Thursday 4 February 2016

Questions All Pregnant Women Are Tired Of Hearing...

If we had a pound for every time we were asked one of these questions during pregnancy, we'd have our nurseries kitted out with all the latest trends and baby brands quicker than you could ask another ridiculous question...



Do you know what you're having? 
Erm.. no, actually. The midwife said it could be a baby, but to be honest with you, I think it's a giraffe.  



Are you having twins?
No. It's only one baby in there. The only multiples I'm carrying is the multi-pack of pickled onion Monster Munch I had for breakfast. But thanks for your observation of my excessive pregnancy weight gain. 



When are you due?
Like it even matters. Everyone knows that the vast majority of babies don't arrive on time. 



Are you still pregnant?
Oh, no, this? This is just a pillow up my shirt. The baby is actually in the car.

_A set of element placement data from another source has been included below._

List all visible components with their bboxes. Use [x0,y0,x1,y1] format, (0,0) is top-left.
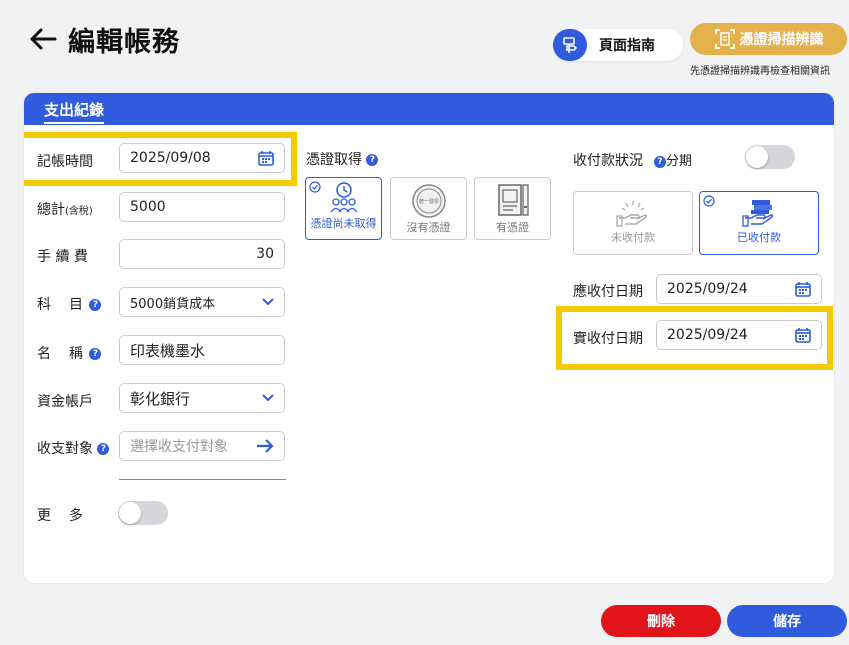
fee-value: 30 [256,246,274,262]
name-label: 名 稱 ? [37,343,102,363]
installment-label: ? 分期 [654,150,692,169]
party-label: 收支對象 ? [37,438,110,458]
due-date-label: 應收付日期 [573,284,643,300]
name-input[interactable]: 印表機墨水 [119,335,285,365]
fee-label: 手 續 費 [37,249,88,265]
help-icon[interactable]: ? [89,348,102,360]
fee-input[interactable]: 30 [119,239,285,269]
party-label-text: 收支對象 [37,441,93,457]
total-value: 5000 [130,199,166,215]
date-value: 2025/09/08 [130,150,211,166]
guide-label: 頁面指南 [599,38,655,54]
calendar-icon[interactable] [795,327,811,343]
arrow-right-icon[interactable] [256,439,274,453]
chevron-down-icon [262,394,274,402]
help-icon[interactable]: ? [366,154,379,166]
voucher-option-label: 憑證尚未取得 [310,217,377,230]
toggle-knob [119,502,141,524]
calendar-icon[interactable] [258,150,274,166]
scan-voucher-button[interactable]: 憑證掃描辨識 [690,23,847,55]
more-label: 更 多 [37,508,85,524]
account-label: 資金帳戶 [37,394,93,410]
voucher-label-text: 憑證取得 [306,152,362,168]
clock-people-icon [329,182,358,213]
voucher-option-none[interactable]: 統一發票 沒有憑證 [390,177,467,240]
voucher-option-not-obtained[interactable]: 憑證尚未取得 [305,177,382,240]
subject-label-text: 科 目 [37,297,85,313]
paid-label: 已收付款 [737,231,781,244]
save-button[interactable]: 儲存 [727,605,847,637]
party-placeholder: 選擇收支付對象 [130,439,228,455]
due-date-value: 2025/09/24 [667,281,748,297]
paid-option[interactable]: 已收付款 [699,191,819,255]
card-header: 支出紀錄 [24,93,834,125]
help-icon[interactable]: ? [654,155,666,168]
scan-hint-text: 先憑證掃描辨識再檢查相關資訊 [690,66,830,77]
installment-toggle[interactable] [745,145,795,169]
chevron-down-icon [262,298,274,306]
stamp-text: 統一發票 [418,198,438,205]
check-circle-icon [309,181,321,193]
back-arrow-icon[interactable] [28,22,58,56]
name-value: 印表機墨水 [130,341,206,360]
actual-date-label: 實收付日期 [573,331,643,347]
help-icon[interactable]: ? [89,299,102,311]
account-select[interactable]: 彰化銀行 [119,383,285,413]
empty-hand-icon [616,201,648,227]
actual-date-field[interactable]: 2025/09/24 [656,320,822,350]
actual-date-value: 2025/09/24 [667,327,748,343]
stamp-icon: 統一發票 [411,184,446,218]
total-suffix: (含稅) [65,206,93,217]
expense-record-card: 支出紀錄 記帳時間 2025/09/08 總計(含稅) 5000 手 續 費 3… [24,93,834,583]
party-picker[interactable]: 選擇收支付對象 [119,431,285,461]
subject-label: 科 目 ? [37,294,102,314]
subject-select[interactable]: 5000銷貨成本 [119,287,285,317]
more-toggle[interactable] [118,501,168,525]
toggle-knob [746,146,768,168]
total-input[interactable]: 5000 [119,192,285,222]
page-guide-button[interactable]: 頁面指南 [553,29,683,61]
installment-label-text: 分期 [666,154,693,169]
help-icon[interactable]: ? [97,443,110,455]
voucher-option-label: 沒有憑證 [406,221,451,234]
voucher-option-label: 有憑證 [496,221,529,234]
divider [119,479,286,480]
name-label-text: 名 稱 [37,346,85,362]
receipt-icon [497,184,529,216]
payment-status-label: 收付款狀況 [573,153,643,169]
unpaid-option[interactable]: 未收付款 [573,191,693,255]
check-circle-icon [703,195,715,207]
voucher-label: 憑證取得 ? [306,149,379,169]
scan-label: 憑證掃描辨識 [739,32,824,48]
unpaid-label: 未收付款 [611,231,655,244]
page-title: 編輯帳務 [68,27,180,58]
subject-value: 5000銷貨成本 [130,296,216,312]
scan-icon [714,29,735,49]
calendar-icon[interactable] [795,281,811,297]
total-label-text: 總計 [37,202,65,218]
voucher-option-has[interactable]: 有憑證 [474,177,551,240]
tab-expense-record[interactable]: 支出紀錄 [44,99,105,124]
total-label: 總計(含稅) [37,199,93,219]
cash-hand-icon [742,200,774,227]
date-label: 記帳時間 [37,154,93,170]
date-field[interactable]: 2025/09/08 [119,143,285,173]
delete-button[interactable]: 刪除 [601,605,721,637]
due-date-field[interactable]: 2025/09/24 [656,274,822,304]
guide-icon [553,29,587,61]
account-value: 彰化銀行 [130,389,191,408]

Do you want help with that?
For goodness' sake! NO! I'm pregnant, not incapable! I can do it by myself! I'm an independent woman! I...I...I... Okay, yeah, actually, yes please. I really am quite exhausted and in oh so much pain. I can't even remember the last time I saw my toes. My nipples are leaking, and now I'm crying in front of a stranger. Great. Screw you, hormones. 




Do you think you'll have another?
Oh, yeah, I'm totally thinking about that right now. Because I can't wait to do it all again. Said no pregnant woman ever.